USC did not have a single ballot drop-off box or polling center on campus for Gov. Gavin Newsom’s recall election Tuesday, prompting concerns about low political participation among students.
While students could vote at the Galen Center on campus for the 2020 presidential election and Democratic Primary, they had to venture off campus to cast their votes for the recent recall election, where the Democratic governor survived a Republican-backed effort to oust him from his post.
The nearest ballot drop-off boxes to campus were located at the Masjid Umar Ibn Al-Khattab Mosque on Exposition Boulevard, Vermont Avenue Elementary School about a mile north of University Village and a single box on the far side of Exposition Park at the Ahmanson Senior Center — a mile walk from Ronald Tutor Campus Center.
Adam Dessouky, an economics major, feared the lack of ballot drop-off boxes on campus would put off his peers from voting.
“If there are student voters that are a bit apathetic about it, a distance of even a mile walking might be enough to have someone not [vote],” Dessouky said.
The distance from USC also posed accessibility concerns for students who may not have the ability to drive, walk or take the Metro to off-campus locations.

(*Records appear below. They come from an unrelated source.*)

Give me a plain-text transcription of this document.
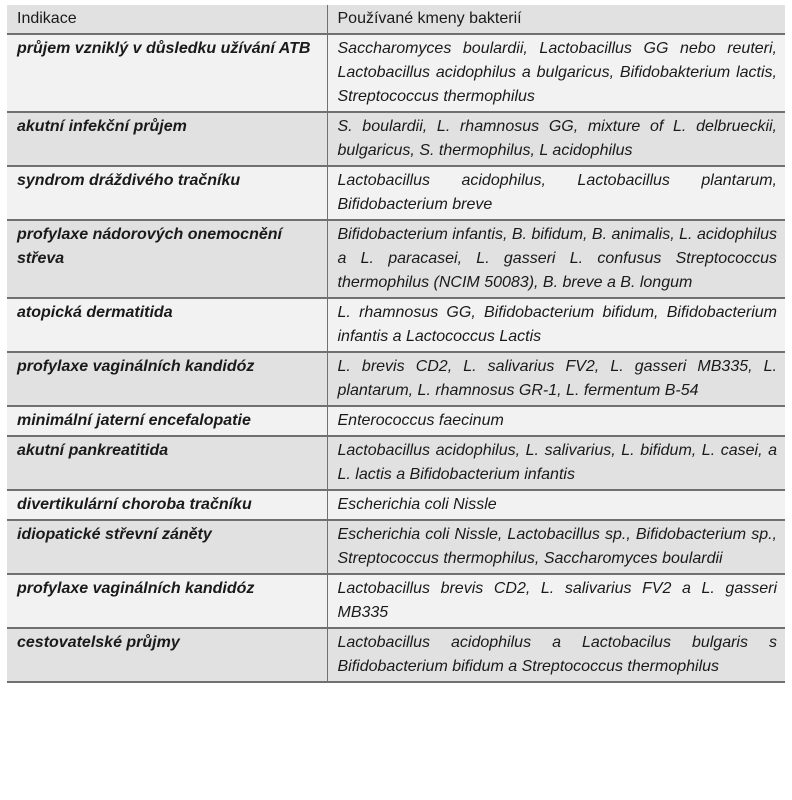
Indikace	Používané kmeny bakterií
průjem vzniklý v důsledku užívání ATB	Saccharomyces boulardii, Lactobacillus GG nebo reuteri, Lactobacillus acidophilus a bulgaricus, Bifidobakterium lactis, Streptococcus thermophilus
akutní infekční průjem	S. boulardii, L. rhamnosus GG, mixture of L. delbrueckii, bulgaricus, S. thermophilus, L acidophilus
syndrom dráždivého tračníku	Lactobacillus acidophilus, Lactobacillus plantarum, Bifidobacterium breve
profylaxe nádorových onemocnění střeva	Bifidobacterium infantis, B. bifidum, B. animalis, L. acidophilus a L. paracasei, L. gasseri L. confusus Streptococcus thermophilus (NCIM 50083), B. breve a B. longum
atopická dermatitida	L. rhamnosus GG, Bifidobacterium bifidum, Bifidobacterium infantis a Lactococcus Lactis
profylaxe vaginálních kandidóz	L. brevis CD2, L. salivarius FV2, L. gasseri MB335, L. plantarum, L. rhamnosus GR-1, L. fermentum B-54
minimální jaterní encefalopatie	Enterococcus faecinum
akutní pankreatitida	Lactobacillus acidophilus, L. salivarius, L. bifidum, L. casei, a L. lactis a Bifidobacterium infantis
divertikulární choroba tračníku	Escherichia coli Nissle
idiopatické střevní záněty	Escherichia coli Nissle, Lactobacillus sp., Bifidobacterium sp., Streptococcus thermophilus, Saccharomyces boulardii
profylaxe vaginálních kandidóz	Lactobacillus brevis CD2, L. salivarius FV2 a L. gasseri MB335
cestovatelské průjmy	Lactobacillus acidophilus a Lactobacilus bulgaris s Bifidobacterium bifidum a Streptococcus thermophilus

Christian Burks, a senior public policy major and co-director of the student civic engagement club Vote SC, agreed that any kind of “friction” to the voter process often deters people from voting. However, he felt like generating momentum on campus around the recall election was an even bigger issue.
According to Burks, the short time frame between the start of the semester and election day made it “very hard” to mobilize Vote SC’s usual election efforts.
“We weren’t able to fully mobilize to what we would have liked to have done if it [the election] were later in the semester or just like a normal election year,” Burks said.
Instead, Vote SC worked with campus partners like the Dornsife Center for the Political Future, and shared resources on social media to educate students about the recall effort.
However, Burks recognized many of the efforts put on by the Center were tailored toward students who are already “politically minded” and understood the recall effort. Hence, he felt like students who may be less interested in politics were left out of the conversation this time around.
“I feel like a lot of the non-political students on campus plugged in last year [for the 2020 election] and they’re a little burned out,” Burks said. “So I think that may be true, that there is less pressure on them [the administration] to kind of provide the resources this year that they provided last year.”
Kambiz Akhavan, the executive director at the Dornsife Center for the Political Future, said planning election efforts — like setting up on campus ballot boxes and staffing a polling center — take time.
“These efforts require a great deal of advanced coordination between election officials, USC and students to set up and fund; steps that are usually taken for midterm and presidential elections,” Akhavan said.
Akhavan added while students didn’t have the convenience of on-campus voting, they could easily vote by mail.
“While the placement of ballot drop boxes are determined by LA County, because of the pandemic, the California secretary of state’s office issued ballots to all eligible voters who could drop off their completed ballots at any mailbox.”
Burks saw the recall election as a test of USC’s voting capabilities.
“It’s really a test of your voting infrastructure capacity where there’s an election like this...it’s still rather sudden and it requires quick mobilization,” Burks said. “This election in particular is a test of outreach.”
He hopes the recall will help USC plan for the future, such as the 2022 California gubernatorial election.
“Having a better general outreach infrastructure, infrastructure for voting and providing resources would be really helpful.” Burks said. “It [the recall] was a very nontraditional election and it is difficult to engage people as much as a normal election.”